Dybala ha le sue cicatrici, anche se non le porta in faccia come Tevez. A 15 ha perso il padre e il mondo è cambiato, il calcio pure. Era un gioco, è diventato una missione perché era papà che lo portava ogni giorno agli allenamenti: 50 minuti di viaggio, di chiacchiere, risate e sogni condivisi. Dopo il silenzio è rimasto il pallone e non poteva più essere uno scherzo, doveva essere uno scopo, il modo, l’unico, per restare in contatto con quei giorni spensierati. La sola via di continuare un progetto iniziato con papà Adolfo che sperava tanto uno dei suoi figli diventasse campione.
Il viaggio per la celebrità
Dybala cresce lì, istantaneamente. Diventa «il ragazzo della pensione» di Cordoba perché non c’è più nessuno che lo porta avanti e indietro e si deve trasferire. A 18 anni trasloca già in Italia, diventa l’acquisto più costoso della storia del Palermo (12 milioni), si porta dietro la mamma e un sinistro speciale e dopo tre stagioni, una in serie B, è l’attaccante della Juve. Viaggio espresso per la celebrità.
Ora che è dove papà Adolfo lo voleva ha di nuovo voglia di piangere, lacrime molto distanti da quelle che lo hanno sconvolto all’inizio della sua carriera: «Entrare nella storia di questa squadra per me non ha prezzo».

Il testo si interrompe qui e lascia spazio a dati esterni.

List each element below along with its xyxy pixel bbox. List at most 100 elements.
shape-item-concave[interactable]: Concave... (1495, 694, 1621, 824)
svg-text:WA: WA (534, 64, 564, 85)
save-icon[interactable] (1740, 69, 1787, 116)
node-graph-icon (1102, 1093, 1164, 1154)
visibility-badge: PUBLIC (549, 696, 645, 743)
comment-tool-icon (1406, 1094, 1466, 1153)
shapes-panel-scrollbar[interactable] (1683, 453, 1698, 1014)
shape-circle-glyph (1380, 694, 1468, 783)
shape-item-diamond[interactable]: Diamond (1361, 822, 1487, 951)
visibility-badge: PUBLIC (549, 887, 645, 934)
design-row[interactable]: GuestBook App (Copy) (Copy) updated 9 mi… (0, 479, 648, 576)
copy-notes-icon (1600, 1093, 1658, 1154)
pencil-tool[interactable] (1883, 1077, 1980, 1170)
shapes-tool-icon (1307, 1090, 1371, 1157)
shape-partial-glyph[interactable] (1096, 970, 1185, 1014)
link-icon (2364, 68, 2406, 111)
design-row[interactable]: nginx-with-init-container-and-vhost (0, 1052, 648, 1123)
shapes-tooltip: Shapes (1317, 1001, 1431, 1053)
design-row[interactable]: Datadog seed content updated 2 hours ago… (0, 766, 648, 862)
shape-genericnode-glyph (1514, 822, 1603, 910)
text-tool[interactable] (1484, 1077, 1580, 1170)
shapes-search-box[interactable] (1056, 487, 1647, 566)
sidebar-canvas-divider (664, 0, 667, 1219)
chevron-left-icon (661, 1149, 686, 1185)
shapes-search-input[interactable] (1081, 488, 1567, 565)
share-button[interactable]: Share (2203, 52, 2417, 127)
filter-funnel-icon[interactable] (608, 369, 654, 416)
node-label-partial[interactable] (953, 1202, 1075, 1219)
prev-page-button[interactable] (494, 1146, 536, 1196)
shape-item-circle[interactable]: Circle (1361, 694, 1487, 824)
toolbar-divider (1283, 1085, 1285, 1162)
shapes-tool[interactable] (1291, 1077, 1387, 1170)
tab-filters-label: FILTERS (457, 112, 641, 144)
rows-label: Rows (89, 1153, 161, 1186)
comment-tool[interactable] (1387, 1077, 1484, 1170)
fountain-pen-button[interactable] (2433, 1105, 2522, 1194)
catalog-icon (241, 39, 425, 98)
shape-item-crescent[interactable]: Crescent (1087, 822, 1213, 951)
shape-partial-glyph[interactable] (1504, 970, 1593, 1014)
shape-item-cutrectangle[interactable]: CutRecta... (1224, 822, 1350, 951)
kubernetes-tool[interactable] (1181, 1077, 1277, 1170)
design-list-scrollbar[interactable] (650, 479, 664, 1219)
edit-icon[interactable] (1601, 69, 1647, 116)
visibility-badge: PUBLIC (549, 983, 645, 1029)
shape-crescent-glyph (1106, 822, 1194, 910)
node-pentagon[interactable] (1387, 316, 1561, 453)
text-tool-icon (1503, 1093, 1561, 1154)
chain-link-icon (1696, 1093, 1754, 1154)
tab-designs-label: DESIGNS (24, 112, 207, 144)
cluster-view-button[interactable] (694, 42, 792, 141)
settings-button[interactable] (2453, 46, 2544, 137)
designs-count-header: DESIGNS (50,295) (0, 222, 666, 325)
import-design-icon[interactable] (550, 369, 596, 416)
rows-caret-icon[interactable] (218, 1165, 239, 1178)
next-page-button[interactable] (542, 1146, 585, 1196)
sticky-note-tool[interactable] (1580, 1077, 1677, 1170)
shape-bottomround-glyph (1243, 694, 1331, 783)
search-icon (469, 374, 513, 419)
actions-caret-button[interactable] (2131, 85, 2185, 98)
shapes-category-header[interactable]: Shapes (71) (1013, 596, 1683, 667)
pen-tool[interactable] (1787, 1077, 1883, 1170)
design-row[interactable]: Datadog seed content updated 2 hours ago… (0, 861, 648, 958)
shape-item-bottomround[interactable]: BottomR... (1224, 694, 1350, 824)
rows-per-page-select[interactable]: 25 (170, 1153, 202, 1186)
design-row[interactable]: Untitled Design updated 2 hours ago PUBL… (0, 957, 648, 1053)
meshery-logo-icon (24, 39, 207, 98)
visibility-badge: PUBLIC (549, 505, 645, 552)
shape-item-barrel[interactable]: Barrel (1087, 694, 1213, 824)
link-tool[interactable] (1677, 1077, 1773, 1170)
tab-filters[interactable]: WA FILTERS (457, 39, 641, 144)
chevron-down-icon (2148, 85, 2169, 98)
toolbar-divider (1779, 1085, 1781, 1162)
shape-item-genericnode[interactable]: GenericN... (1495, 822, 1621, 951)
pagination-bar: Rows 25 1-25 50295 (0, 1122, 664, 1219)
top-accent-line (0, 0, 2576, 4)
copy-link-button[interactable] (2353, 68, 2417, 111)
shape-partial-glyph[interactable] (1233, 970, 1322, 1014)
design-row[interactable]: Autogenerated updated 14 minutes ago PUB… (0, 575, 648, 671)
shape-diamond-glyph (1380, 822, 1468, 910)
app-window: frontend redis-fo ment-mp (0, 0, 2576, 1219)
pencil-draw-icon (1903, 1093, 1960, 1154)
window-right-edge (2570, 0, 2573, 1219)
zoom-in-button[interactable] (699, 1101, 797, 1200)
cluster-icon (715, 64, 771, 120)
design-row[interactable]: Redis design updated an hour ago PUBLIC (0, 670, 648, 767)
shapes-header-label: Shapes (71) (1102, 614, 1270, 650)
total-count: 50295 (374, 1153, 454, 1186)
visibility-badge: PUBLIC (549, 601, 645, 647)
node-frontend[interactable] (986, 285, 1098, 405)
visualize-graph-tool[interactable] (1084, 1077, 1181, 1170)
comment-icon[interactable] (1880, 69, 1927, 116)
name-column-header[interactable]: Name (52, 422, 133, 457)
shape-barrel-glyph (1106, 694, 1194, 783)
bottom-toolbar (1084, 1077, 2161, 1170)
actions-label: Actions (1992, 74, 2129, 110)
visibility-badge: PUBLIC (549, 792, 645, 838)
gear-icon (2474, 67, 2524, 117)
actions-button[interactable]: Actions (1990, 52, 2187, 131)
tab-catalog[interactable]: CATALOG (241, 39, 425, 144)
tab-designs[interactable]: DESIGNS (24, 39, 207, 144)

Ricorda la formula del trionfo, mandata a memoria in quell’inizio zoppicante: «Ci siamo confrontati e detti ad alta voce che dipendeva da noi. Dovevamo dimenticare, cambiare e riprenderci. Il gol di Cuadrado nel derby ci ha dato la motivazione che serviva». Da lì la Juve non si è più fermata, lui sì. Si è fatto male, ha perso la partita decisiva di Champions contro il Bayern. La Juve è uscita dall’Europa e lui ha tirato dritto. Troppo vicino allo scopo per farsi distrarre da una possibilità mancata.

Lo vuole pure Messi

È il quinto scudetto consecutivo della Juve, ma è il primo di Dybala che non ha ancora completato l’opera: «Quando sono arrivato l’obiettivo era vincere un titolo subito e fare 15 gol. Poi mi hanno detto che Carlitos ne aveva fatti 21 qui e io mi sono allenato con la fissa di raggiungerlo. O superarlo. Voglio restare nel cuore dei tifosi come ci è rimasto lui».
Quel posto è preso, conquistato dopo una corsa liberatoria che ha stregato i bianconeri e convinto chi pronosticava stagioni di rodaggio prima di vedere prodezze. Dybala è il presene e il futuro della Juve, è la prova che l’età nel calcio non fa statistica e che 32 milioni, amplificati da massicci bonus, non sono troppi davanti a un gioiello. C’è la fila fuori per averlo e pare Messi sia in coda.